To help guide her, Cheshire also listens to music from the JBL speaker from the guide in front of her when she bikes. When the terrain changes, so does the music. If she's going downhill, she said she likes to listen to dance music or EDM. If it's flat, it's more mellow and if they're biking up a steep hill, they turn everything off.
"I don't use straight lines, straight lines don't exist in my world," Cheshire said. "It's more of constant moving. If you think of vibrations, you think of feeling, like nothing is straight, hard or rigid. So like on a single track, I like to be farther away from the bike in the back. Now I'm right behind the person, because you can't ride out on the side. I just follow the sound. So in my mind, I'm listening to the music, I'm following the sound pattern that that music makes and that's how I find my way. So it's not so much a line of sight, it's more like a line of hearing."

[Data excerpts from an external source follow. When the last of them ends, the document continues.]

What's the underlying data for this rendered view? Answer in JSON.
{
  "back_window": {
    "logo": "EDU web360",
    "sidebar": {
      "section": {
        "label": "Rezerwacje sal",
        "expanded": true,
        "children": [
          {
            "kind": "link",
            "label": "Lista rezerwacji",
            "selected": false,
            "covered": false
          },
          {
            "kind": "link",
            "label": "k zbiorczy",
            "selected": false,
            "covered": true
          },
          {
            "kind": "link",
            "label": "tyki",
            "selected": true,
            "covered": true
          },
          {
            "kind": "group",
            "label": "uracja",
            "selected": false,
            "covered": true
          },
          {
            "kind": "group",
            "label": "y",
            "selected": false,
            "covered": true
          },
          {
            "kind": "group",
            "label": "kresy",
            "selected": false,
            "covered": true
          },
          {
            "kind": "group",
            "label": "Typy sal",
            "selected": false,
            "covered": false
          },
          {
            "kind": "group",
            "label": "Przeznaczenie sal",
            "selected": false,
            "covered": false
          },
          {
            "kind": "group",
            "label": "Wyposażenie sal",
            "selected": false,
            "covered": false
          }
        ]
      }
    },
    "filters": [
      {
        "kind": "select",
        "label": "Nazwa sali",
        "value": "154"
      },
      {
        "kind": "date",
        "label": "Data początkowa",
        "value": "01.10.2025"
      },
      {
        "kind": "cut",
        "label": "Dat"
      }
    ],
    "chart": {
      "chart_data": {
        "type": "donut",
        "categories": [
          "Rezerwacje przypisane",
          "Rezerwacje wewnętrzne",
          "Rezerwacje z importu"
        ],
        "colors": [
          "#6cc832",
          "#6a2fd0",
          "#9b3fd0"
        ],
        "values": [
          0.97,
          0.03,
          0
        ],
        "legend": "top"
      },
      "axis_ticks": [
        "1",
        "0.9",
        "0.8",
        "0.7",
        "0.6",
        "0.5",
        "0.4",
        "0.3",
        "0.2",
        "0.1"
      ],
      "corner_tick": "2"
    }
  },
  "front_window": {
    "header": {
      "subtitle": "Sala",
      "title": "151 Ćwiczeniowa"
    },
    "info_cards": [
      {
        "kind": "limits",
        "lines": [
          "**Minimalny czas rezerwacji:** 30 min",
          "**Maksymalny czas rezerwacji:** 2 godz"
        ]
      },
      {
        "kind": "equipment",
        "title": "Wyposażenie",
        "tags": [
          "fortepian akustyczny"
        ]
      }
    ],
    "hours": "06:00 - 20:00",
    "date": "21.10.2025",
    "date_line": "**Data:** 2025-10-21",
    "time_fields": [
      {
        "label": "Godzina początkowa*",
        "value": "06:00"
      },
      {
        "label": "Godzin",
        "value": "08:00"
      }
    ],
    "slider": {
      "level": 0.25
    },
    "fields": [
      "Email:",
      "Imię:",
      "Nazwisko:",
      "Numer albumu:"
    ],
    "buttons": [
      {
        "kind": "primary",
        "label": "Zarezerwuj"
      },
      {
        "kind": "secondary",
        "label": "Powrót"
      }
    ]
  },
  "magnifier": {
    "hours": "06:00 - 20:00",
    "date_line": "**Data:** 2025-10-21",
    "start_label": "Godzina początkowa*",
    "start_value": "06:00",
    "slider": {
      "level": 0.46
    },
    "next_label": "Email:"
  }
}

Cheshire said it's also important to have support on and off the course, both to recharge their helmets and their own physical and mental batteries. When the team arrived in Montana, they received additional support from Michael Lahaye, who met them at their planned campsites and/or hotels with basic necessities and comforts.
"In reading other people's accounts in the Tour Divide, oftentimes a lot of people have the physical tools to do it," Drum said. "But when you're doing these long things, it's the mental toughness that sets people apart or the ability to suffer is the right word exactly, with the ability to just stick to it, and what we're doing, and what and in particular, what Shawn is doing."
Cheshire said they've allocated days in their route as rest days. On average, they're biking around 50 to 65 miles a day, but they hope to up their mileage as the race progresses. She said that her tentative finish date of the Tour Divide is before July 20.
Even after she crosses the finish line, the race for Cheshire never ends. In addition to cycling, Cheshire snowboards, cross country and alpine skis, rock climbs, paddle boards, hikes and runs. She plans to climb Mount Everest next April.
If she does, she'll be the first blind woman to summit Mount Everest.
"I decided to live a life that I could be proud of," Cheshire said. "Part of that is figuring out how to live. So I don't feel limited because I'm blind is what it comes down to. There are a lot of social norms out there that drive me nuts about what society thinks blind people can and can't do. This is my contribution - vision to the blind and visually impaired community, and just humans in general modeling behavior of how to not live a limited life."